Hetal Gandhi, Director, Crisil Research said: “Next fiscal, we anticipate volume growth recovering to 5-6 per cent from 0.5-1 per cent estimated for this fiscal. Demand growth in the infrastructure and affordable housing sectors on a lower base should support volume growth”.
“These two sectors together contribute almost 35-40 per cent of cement demand in India,” Gandhi added.
Cement prices are expected to remain stable in fiscal 2021 after high volatility seen this fiscal. The expected recovery in demand and high utilisation of clinker capacities at 78 per cent — because new capacity additions are skewed towards split grinding units – would restrict any steep decline in cement realisations, it said.
Crisil foresees input prices also remaining range-bound over the medium term, amid stable coal prices and downward pressure on crude oil and petcoke prices, though there could be short-term volatility.
The high profitability this fiscal has been driven by an estimated 5 per cent growth in cement prices and softer input prices (lower petcoke and coal prices resulted in a 6-7 per cent decline in power and fuel costs.
This has largely offset adverse movements and fluctuations in the prices of other inputs). This was despite slower demand growth during the fiscal, owing to lower spending by government departments and overall economic slowdown.
Crisil’s analysis of 19 listed cement makers with revenue of over ₹500 crore (comprising 70 per cent of industry capacity) shows large players are more resilient to demand slowdown as their volume growth is estimated at about 2 per cent this fiscal, or higher than the industry average.

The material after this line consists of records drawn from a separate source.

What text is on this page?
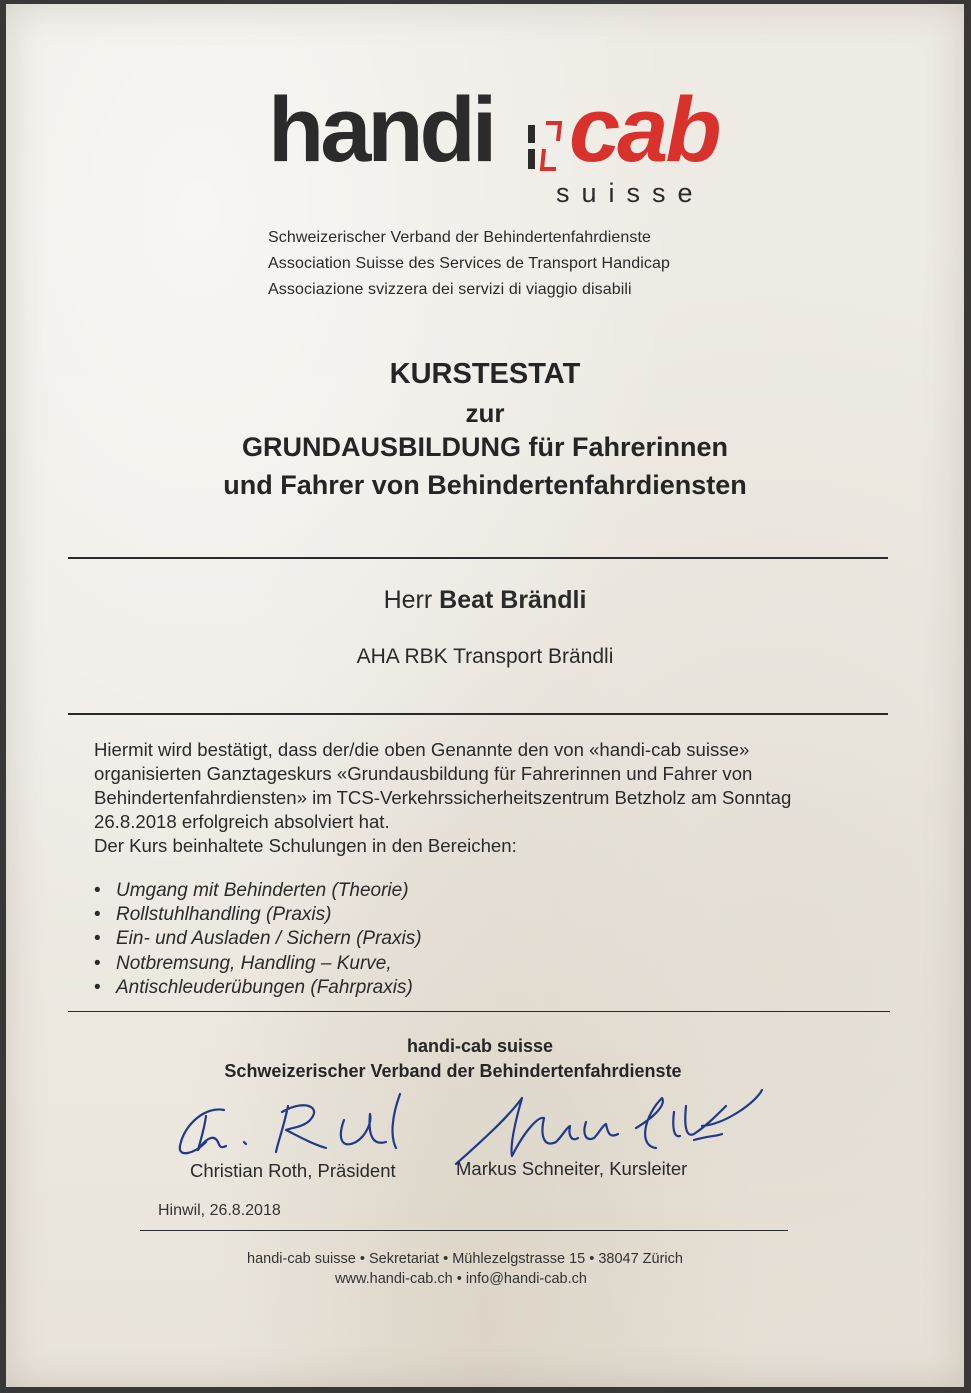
handi cab
suisse
Schweizerischer Verband der Behindertenfahrdienste
Association Suisse des Services de Transport Handicap
Associazione svizzera dei servizi di viaggio disabili
KURSTESTAT
zur
GRUNDAUSBILDUNG für Fahrerinnen
und Fahrer von Behindertenfahrdiensten
Herr Beat Brändli
AHA RBK Transport Brändli
Hiermit wird bestätigt, dass der/die oben Genannte den von «handi-cab suisse»
organisierten Ganztageskurs «Grundausbildung für Fahrerinnen und Fahrer von
Behindertenfahrdiensten» im TCS-Verkehrssicherheitszentrum Betzholz am Sonntag
26.8.2018 erfolgreich absolviert hat.
Der Kurs beinhaltete Schulungen in den Bereichen:
• Umgang mit Behinderten (Theorie)
• Rollstuhlhandling (Praxis)
• Ein- und Ausladen / Sichern (Praxis)
• Notbremsung, Handling – Kurve,
• Antischleuderübungen (Fahrpraxis)
handi-cab suisse
Schweizerischer Verband der Behindertenfahrdienste
Christian Roth, Präsident	Markus Schneiter, Kursleiter
Hinwil, 26.8.2018
handi-cab suisse • Sekretariat • Mühlezelgstrasse 15 • 38047 Zürich
www.handi-cab.ch • info@handi-cab.ch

Consequently, the credit profiles of large cement makers have witnessed an improvement this fiscal after exhibiting resilience over the past few years despite cost pressures, supply-side challenges, and heightened M&A activities due to ample liquidity and sound balance sheets.
Nitesh Jain, Director, Crisil Ratings said: “The credit profiles of cement makers next fiscal should continue to mend. Net debt/EBITDA is set to improve to about 1.7 times this fiscal from two-times in fiscal 2019, and further to 1.6 times next fiscal driven by healthy operating profitability, moderate capex and strengthening balance sheets.”
The industry’s annual capex is seen at ₹9,000-11,000 crore in fiscal 2020-2021, in line with the past trend.